The term “science” insinuates that it is a field relies on systematic processes to achieve results that can be tested. The field calls on concepts drawn from Mathematics and Computer Science as the results achieved from such processes can be used for the following problems:

• Recommending a movie for you to watch on Netflix.
• Forecasting company profits
• The price of a house can be predicted as it is measured against features such as: number of rooms, square footage etc.
• Suggesting a song to add to your Spotify playlist

So how does Mathematics fit into this?

Mathematics is very important in the field of data science as concepts within mathematics aid in identifying patterns and assist in creating algorithms. The understanding of various notions of Statistics and Probability Theory are key for the implementation of such algorithms in data science. Notions include: Regression, Maximum Likelihood Estimation, the understanding of distributions (Binomial, Bernoulli, Gaussian (Normal)) and Bayes’ Theorem.

Machine Learning is a field that focuses on computers having the ability to learn/operate without being programmed to do so. The mathematical concepts noted above are key in understanding/implementing the following Machine Learning techniques:

1. Regression:

Regression is a branch of Statistics that can be used to perform predictions for a given dataset. The types of regression include: Simple Linear, Multiple Linear, Polynomial and Logistic.

I may want to find out the relationship between how long I teach a student in a day and their test scores. I also may want to find out how much my expenditure is affected by my income. We can answer these with regression.

Let us look at an example of simple linear regression. Linear regression is a technique in statistics to predict a response variable by fitting a line which would best represent the relationship between the dependent and independent variable. Assume you are given a data set (training set) that illustrates the sales of ice cream y, based on the average temperature on a given day x, across a certain time period. The method of regression learns weights w, to fit the training data the best; this can then be used to predict y.

In the process of learning weights for the regression line, the aim is to minimise the error function:

To minimise E(w), the closed form solution can be employed; in essence, to find the derivative of E(w) and solve for zero derivative. This will present us with the weights that will minimise the distance between the regression line and the training data.

As you can see from the graphic, there is a positive correlation between the average temperature and the ice cream sales on a given day. So, a high average temperature will predict a high number of unit ice cream sales.

Here, the learnt weights for the regression equation are: 13.818 and 0.2262, forming the equation: y = 13.818x + 0.2262. This can now be used to predict unit sales at a particular average temperature for a given day.

2. Classification:

Classification is a technique employed to assign categories to a collection of data in order to aid in accurate predictions and analysis.
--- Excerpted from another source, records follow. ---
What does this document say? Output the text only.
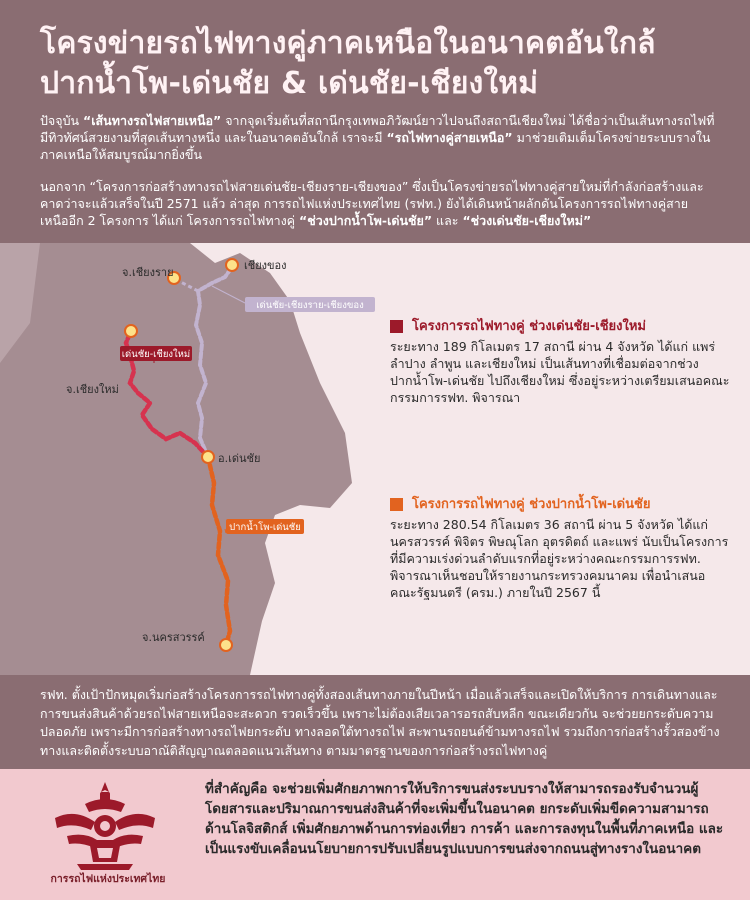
โครงข่ายรถไฟทางคู่ภาคเหนือในอนาคตอันใกล้
ปากน้ำโพ-เด่นชัย & เด่นชัย-เชียงใหม่
ปัจจุบัน “เส้นทางรถไฟสายเหนือ” จากจุดเริ่มต้นที่สถานีกรุงเทพอภิวัฒน์ยาวไปจนถึงสถานีเชียงใหม่ ได้ชื่อว่าเป็นเส้นทางรถไฟที่มีทิวทัศน์สวยงามที่สุดเส้นทางหนึ่ง และในอนาคตอันใกล้ เราจะมี “รถไฟทางคู่สายเหนือ” มาช่วยเติมเต็มโครงข่ายระบบรางในภาคเหนือให้สมบูรณ์มากยิ่งขึ้น
นอกจาก “โครงการก่อสร้างทางรถไฟสายเด่นชัย-เชียงราย-เชียงของ” ซึ่งเป็นโครงข่ายรถไฟทางคู่สายใหม่ที่กำลังก่อสร้างและคาดว่าจะแล้วเสร็จในปี 2571 แล้ว ล่าสุด การรถไฟแห่งประเทศไทย (รฟท.) ยังได้เดินหน้าผลักดันโครงการรถไฟทางคู่สายเหนืออีก 2 โครงการ ได้แก่ โครงการรถไฟทางคู่ “ช่วงปากน้ำโพ-เด่นชัย” และ “ช่วงเด่นชัย-เชียงใหม่”
เด่นชัย-เชียงราย-เชียงของ
เด่นชัย-เชียงใหม่
ปากน้ำโพ-เด่นชัย
เชียงของ
จ.เชียงราย
จ.เชียงใหม่
อ.เด่นชัย
จ.นครสวรรค์
โครงการรถไฟทางคู่ ช่วงเด่นชัย-เชียงใหม่
ระยะทาง 189 กิโลเมตร 17 สถานี ผ่าน 4 จังหวัด ได้แก่ แพร่ ลำปาง ลำพูน และเชียงใหม่ เป็นเส้นทางที่เชื่อมต่อจากช่วงปากน้ำโพ-เด่นชัย ไปถึงเชียงใหม่ ซึ่งอยู่ระหว่างเตรียมเสนอคณะกรรมการรฟท. พิจารณา
โครงการรถไฟทางคู่ ช่วงปากน้ำโพ-เด่นชัย
ระยะทาง 280.54 กิโลเมตร 36 สถานี ผ่าน 5 จังหวัด ได้แก่ นครสวรรค์ พิจิตร พิษณุโลก อุตรดิตถ์ และแพร่ นับเป็นโครงการที่มีความเร่งด่วนลำดับแรกที่อยู่ระหว่างคณะกรรมการรฟท. พิจารณาเห็นชอบให้รายงานกระทรวงคมนาคม เพื่อนำเสนอ คณะรัฐมนตรี (ครม.) ภายในปี 2567 นี้
รฟท. ตั้งเป้าปักหมุดเริ่มก่อสร้างโครงการรถไฟทางคู่ทั้งสองเส้นทางภายในปีหน้า เมื่อแล้วเสร็จและเปิดให้บริการ การเดินทางและการขนส่งสินค้าด้วยรถไฟสายเหนือจะสะดวก รวดเร็วขึ้น เพราะไม่ต้องเสียเวลารอรถสับหลีก ขณะเดียวกัน จะช่วยยกระดับความปลอดภัย เพราะมีการก่อสร้างทางรถไฟยกระดับ ทางลอดใต้ทางรถไฟ สะพานรถยนต์ข้ามทางรถไฟ รวมถึงการก่อสร้างรั้วสองข้างทางและติดตั้งระบบอาณัติสัญญาณตลอดแนวเส้นทาง ตามมาตรฐานของการก่อสร้างรถไฟทางคู่
การรถไฟแห่งประเทศไทย
ที่สำคัญคือ จะช่วยเพิ่มศักยภาพการให้บริการขนส่งระบบรางให้สามารถรองรับจำนวนผู้โดยสารและปริมาณการขนส่งสินค้าที่จะเพิ่มขึ้นในอนาคต ยกระดับเพิ่มขีดความสามารถด้านโลจิสติกส์ เพิ่มศักยภาพด้านการท่องเที่ยว การค้า และการลงทุนในพื้นที่ภาคเหนือ และเป็นแรงขับเคลื่อนนโยบายการปรับเปลี่ยนรูปแบบการขนส่งจากถนนสู่ทางรางในอนาคต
With classification algorithms, you are exposed to an existing dataset and are aware of the classes of particular instances; with this knowledge, a predictive model can then be generated to solve the following problem: For each future instance in the dataset, which class does a particular instance belong to.

Types of classification algorithms include Max Entropy, K-Nearest Neighbour and Naïve Bayes.

Max Entropy (Logistic Regression): As opposed to the regression concept mentioned above, where weights are learnt to predict continuous values, weights are learnt to predict categorical values.

K-Nearest Neighbour: New instances are compared with historical data points and classified based on how close the new instances are to the historical ones.

Naïve Bayes: Bayes’ Theorem is the backbone of the Naïve Bayes algorithm, a classification algorithm where all features being classified are independent of each other, regardless of their relationship between one another. A great example explaining the Naïve Bayes algorithm can be found here.

Applications of classification include:

• Determining whether an email is spam or not.
• Determining whether a given image portrays a cat or a dog
• Categorising videos on YouTube.

In a nutshell, Data Science is used to find/identify patterns, and by having an understanding of various Mathematical notions (some of which are mentioned in this post), patterns can be portrayed in such a way that can be analysed which is paramount for creating statistical models, algorithms and processes to accurately make decisions.